I have a college degree in economics. I concentrated on foreign economic systems, wrote papers on both the Polish and Yugoslav economies and took one class specifically on Karl Marx. As a Christian I saw many problems with Marx’s theories, but I always had a feeling that some day my knowledge of his ideas would come in handy. As a missionary with Jews for Jesus I rarely utilize my economics background, but recently I did find my knowledge of Marx useful in witnessing to one Jewish man.

A Christian man had called our Boston branch office about Louie, an elderly Jewish man. This Christian friend had witnessed to Louie and had sensed some openness to the gospel. I agreed to visit Louie. I found him to be very talkative, especially about his favorite topic, communism. Louie had been a card-carrying member of the Communist Party for many years. He handed me a Communist Party newspaper to read and kept telling me he was more interested in politics than religion.

On a subsequent visit I decided to tell Louie about my background in economics and my experience reading Karl Marx’s works. Louie had told me that most people he knew were ignorant about communism and Karl Marx’s theories. He had assumed that I was in that category, so when I told him of my background he was quite surprised. When I mentioned that I had read, "The Communist Manifesto," "Das Kapital" and numerous other Marx works, Louie’s boldness about communism subsided a little. He had not read that much about Marx’s original works.

Knowing that Louie believed in God, I was now able to voice my greatest objection to Marx’s theory: Marx was an atheist. He believed that faith in God was bad for society and that atheism was the very framework for communism. We looked up the word "atheism" in one of  Louie’s books on Marx, which confirmed my statements. After that Louie was much more reluctant to push for a conversation on politics. In fact our conversation now turned more towards spiritual issues.

Louie affirmed that he did believe in God. He said he did not read the Bible much, but he did have one, which he used occasionally for reference. That led the way for us to look at some Scripture passages and talk more about Jesus, and his messianic claims. Louie was surprised that Jesus actually claimed to be the Messiah. We looked at Matthew 26:63-64 and Mark 15:1-2 and talked a little more about Jesus and the New Testament. Louie said he had enjoyed our conversation, and I told him that I would visit again.
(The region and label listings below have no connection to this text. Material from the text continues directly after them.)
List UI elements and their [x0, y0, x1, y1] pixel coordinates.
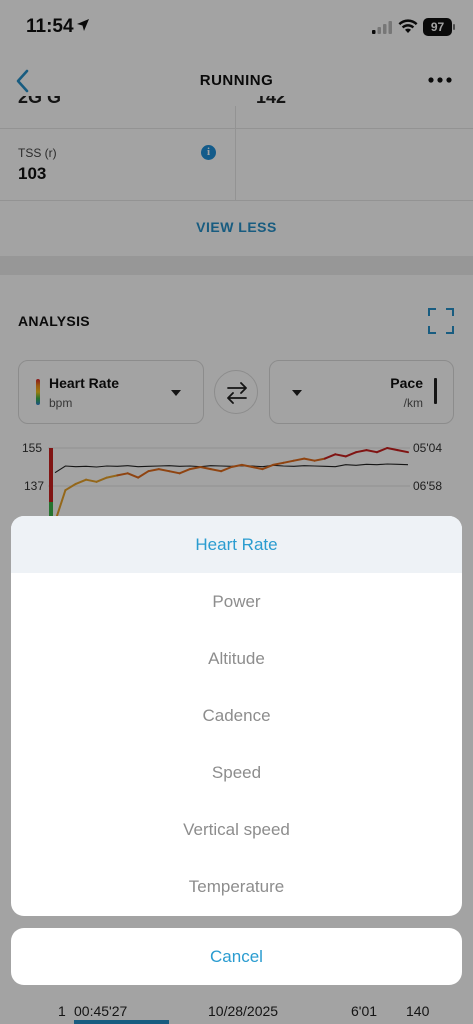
sheet-option-temperature[interactable]: Temperature	[11, 858, 462, 915]
sheet-option-altitude[interactable]: Altitude	[11, 630, 462, 687]
sheet-option-speed[interactable]: Speed	[11, 744, 462, 801]
sheet-option-cadence[interactable]: Cadence	[11, 687, 462, 744]
metric-picker-sheet: Heart Rate Power Altitude Cadence Speed …	[11, 516, 462, 916]
sheet-option-power[interactable]: Power	[11, 573, 462, 630]
sheet-option-heart-rate[interactable]: Heart Rate	[11, 516, 462, 573]
cancel-button[interactable]: Cancel	[11, 928, 462, 985]
sheet-option-vertical-speed[interactable]: Vertical speed	[11, 801, 462, 858]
Since those first two visits I have talked with Louie many more times. Occasionally, he brings up his interest in politics and communism, but I quickly remind him about Marx and atheism, and we are soon able to move to another topic.

I am thankful that the Lord is able to utilize my economics background in my witness to Louie. I know that he has been planting some spiritual seeds in Louie’s life. If nothing else, Louie’s behavior hints at that. For example, for someone who does not yet believe in Jesus, he has an unusual way of saying goodbye to a missionary. Whenever I leave Louie’s house, he always says, "Keep up the good work!" And with God’s help, I will.